PCA with scikit-learn library
from sklearn.decomposition import PCA
pca = PCA(n_components=0.85)
Y_sklearn = pca.fit_transform(X)
plt.clf()
fig, ax = plt.subplots()
ax.plot(range(6), np.cumsum(pca.explained_variance_), '-o')
plt.xlabel('Number of Components')
plt.ylabel('Percent of Variance Explained')
plt.show()
<Figure size 432x288 with 0 Axes>

np.cumsum(pca.explained_variance_)
array([3.10107182, 5.02818671, 6.5797005 , 7.79369225, 8.75358463,
9.41360567])
Y_sklearn_plt = pd.DataFrame(Y_sklearn,
index=Y.index,
columns=Y.columns[:-1]).join(df_red_wine['quality'])
sns.pairplot(data=Y_sklearn_plt, hue="quality")
<seaborn.axisgrid.PairGrid at 0x1edc1a87608>

Performance of classfier : with and without PCA
Without PCA
y = df_red_wine['quality'].values
# split dataset for training and testing, and use a logistic regression as classifier
X_train, X_test, y_train, y_test = train_test_split(df_red_wine.drop('quality', axis=1), y, test_size=0.25)
classifier = LogisticRegression(random_state= 0)
classifier.fit(X_train, y_train)
LogisticRegression(random_state=0)
y_pred = classifier.score(X_test, y_test)
y_pred
0.7125
With PCA
X_train, X_test, y_train, y_test = train_test_split(Y_sklearn, y, test_size=0.3)

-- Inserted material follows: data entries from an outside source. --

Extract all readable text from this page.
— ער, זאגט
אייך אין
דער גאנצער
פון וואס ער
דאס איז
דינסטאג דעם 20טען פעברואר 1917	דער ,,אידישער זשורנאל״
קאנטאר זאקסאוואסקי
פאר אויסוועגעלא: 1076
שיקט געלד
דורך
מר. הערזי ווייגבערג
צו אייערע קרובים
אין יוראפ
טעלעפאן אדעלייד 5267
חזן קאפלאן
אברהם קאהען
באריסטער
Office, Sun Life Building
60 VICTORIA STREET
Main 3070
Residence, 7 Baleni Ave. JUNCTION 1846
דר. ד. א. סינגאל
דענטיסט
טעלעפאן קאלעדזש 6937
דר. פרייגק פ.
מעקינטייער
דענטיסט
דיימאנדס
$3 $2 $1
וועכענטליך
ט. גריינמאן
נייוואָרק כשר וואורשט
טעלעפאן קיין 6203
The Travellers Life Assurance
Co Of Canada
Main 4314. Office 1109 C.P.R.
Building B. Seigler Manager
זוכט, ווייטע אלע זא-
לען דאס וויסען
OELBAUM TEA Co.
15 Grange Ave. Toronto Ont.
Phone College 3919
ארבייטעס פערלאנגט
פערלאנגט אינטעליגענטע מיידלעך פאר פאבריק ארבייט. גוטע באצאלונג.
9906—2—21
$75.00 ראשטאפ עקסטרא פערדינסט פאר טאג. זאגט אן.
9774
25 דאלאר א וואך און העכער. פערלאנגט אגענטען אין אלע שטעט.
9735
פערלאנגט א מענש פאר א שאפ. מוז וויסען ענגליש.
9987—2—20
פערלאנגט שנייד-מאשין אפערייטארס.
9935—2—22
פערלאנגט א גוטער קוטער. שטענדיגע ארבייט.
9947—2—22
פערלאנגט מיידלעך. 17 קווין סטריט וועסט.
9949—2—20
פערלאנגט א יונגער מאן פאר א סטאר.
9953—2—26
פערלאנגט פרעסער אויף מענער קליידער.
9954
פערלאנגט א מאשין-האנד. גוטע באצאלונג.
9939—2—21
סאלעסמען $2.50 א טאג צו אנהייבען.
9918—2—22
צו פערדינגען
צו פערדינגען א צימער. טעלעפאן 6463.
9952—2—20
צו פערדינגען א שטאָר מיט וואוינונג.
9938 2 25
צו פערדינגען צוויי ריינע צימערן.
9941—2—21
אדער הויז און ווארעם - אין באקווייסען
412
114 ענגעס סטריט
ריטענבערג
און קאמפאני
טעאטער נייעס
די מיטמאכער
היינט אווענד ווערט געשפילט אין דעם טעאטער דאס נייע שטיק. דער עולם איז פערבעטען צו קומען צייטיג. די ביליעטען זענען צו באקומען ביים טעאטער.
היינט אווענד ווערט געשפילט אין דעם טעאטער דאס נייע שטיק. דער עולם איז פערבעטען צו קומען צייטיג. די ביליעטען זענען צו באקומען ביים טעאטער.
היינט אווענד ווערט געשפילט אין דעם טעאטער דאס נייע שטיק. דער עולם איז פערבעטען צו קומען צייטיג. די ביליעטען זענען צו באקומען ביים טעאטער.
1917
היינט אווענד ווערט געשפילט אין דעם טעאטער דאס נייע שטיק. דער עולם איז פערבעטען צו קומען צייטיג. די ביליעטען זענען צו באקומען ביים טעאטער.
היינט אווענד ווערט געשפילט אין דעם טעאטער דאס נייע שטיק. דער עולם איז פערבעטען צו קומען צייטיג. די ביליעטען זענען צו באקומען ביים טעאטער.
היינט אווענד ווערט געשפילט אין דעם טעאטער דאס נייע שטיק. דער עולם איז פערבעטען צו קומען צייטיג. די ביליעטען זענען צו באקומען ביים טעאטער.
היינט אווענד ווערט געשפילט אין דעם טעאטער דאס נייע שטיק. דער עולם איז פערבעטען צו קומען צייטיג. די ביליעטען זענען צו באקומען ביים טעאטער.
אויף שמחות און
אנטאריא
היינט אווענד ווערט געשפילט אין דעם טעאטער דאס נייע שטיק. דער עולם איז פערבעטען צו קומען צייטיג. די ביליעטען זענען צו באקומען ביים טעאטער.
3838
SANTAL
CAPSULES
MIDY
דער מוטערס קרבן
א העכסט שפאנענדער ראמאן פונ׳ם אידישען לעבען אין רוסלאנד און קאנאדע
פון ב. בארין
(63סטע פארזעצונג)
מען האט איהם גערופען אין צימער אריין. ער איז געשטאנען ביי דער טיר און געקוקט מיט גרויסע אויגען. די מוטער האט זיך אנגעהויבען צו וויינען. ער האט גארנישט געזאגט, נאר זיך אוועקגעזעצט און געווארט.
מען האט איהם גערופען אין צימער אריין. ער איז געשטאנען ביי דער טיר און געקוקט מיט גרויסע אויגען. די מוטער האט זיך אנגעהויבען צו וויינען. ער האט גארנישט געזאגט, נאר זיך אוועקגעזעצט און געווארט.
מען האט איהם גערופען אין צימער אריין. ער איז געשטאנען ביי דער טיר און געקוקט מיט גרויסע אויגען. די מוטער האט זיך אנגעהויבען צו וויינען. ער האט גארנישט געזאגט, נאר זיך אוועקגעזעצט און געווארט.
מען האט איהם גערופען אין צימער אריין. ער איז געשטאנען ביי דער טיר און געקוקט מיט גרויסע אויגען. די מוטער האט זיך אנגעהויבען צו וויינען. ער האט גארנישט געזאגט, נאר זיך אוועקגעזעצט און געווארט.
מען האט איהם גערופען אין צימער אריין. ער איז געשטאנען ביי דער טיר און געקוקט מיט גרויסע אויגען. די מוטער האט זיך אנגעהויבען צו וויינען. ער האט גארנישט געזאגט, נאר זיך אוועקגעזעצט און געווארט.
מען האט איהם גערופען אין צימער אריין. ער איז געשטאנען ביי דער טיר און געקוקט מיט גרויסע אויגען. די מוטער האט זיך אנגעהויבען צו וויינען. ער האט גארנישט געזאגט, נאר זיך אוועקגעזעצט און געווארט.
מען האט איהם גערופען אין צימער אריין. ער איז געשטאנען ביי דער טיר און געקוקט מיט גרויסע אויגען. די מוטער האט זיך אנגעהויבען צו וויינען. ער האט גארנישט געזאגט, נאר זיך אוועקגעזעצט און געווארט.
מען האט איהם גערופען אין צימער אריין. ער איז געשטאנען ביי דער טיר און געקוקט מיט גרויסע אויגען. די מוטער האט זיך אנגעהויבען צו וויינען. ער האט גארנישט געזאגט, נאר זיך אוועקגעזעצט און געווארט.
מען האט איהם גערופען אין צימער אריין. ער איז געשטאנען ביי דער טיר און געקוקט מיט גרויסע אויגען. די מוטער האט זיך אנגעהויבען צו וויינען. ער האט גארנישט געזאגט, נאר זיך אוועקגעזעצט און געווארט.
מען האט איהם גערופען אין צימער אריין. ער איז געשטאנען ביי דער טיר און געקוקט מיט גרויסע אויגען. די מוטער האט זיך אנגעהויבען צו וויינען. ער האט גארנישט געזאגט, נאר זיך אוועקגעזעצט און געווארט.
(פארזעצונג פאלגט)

classifier_with_pca = LogisticRegression(random_state=0)
classifier_with_pca.fit(X_train, y_train)
LogisticRegression(random_state=0)
y_pred = classifier_with_pca.score(X_test, y_test)
y_pred
0.7458333333333333
Resources
- https://www.sciencedirect.com/science/article/pii/B9780080448947013038
- H. Abdi and L. J. Williams, “Principal component analysis,” Wiley Interdisciplinary Reviews. Computational Statistics, vol. 2, (4), pp. 433-459, 2010.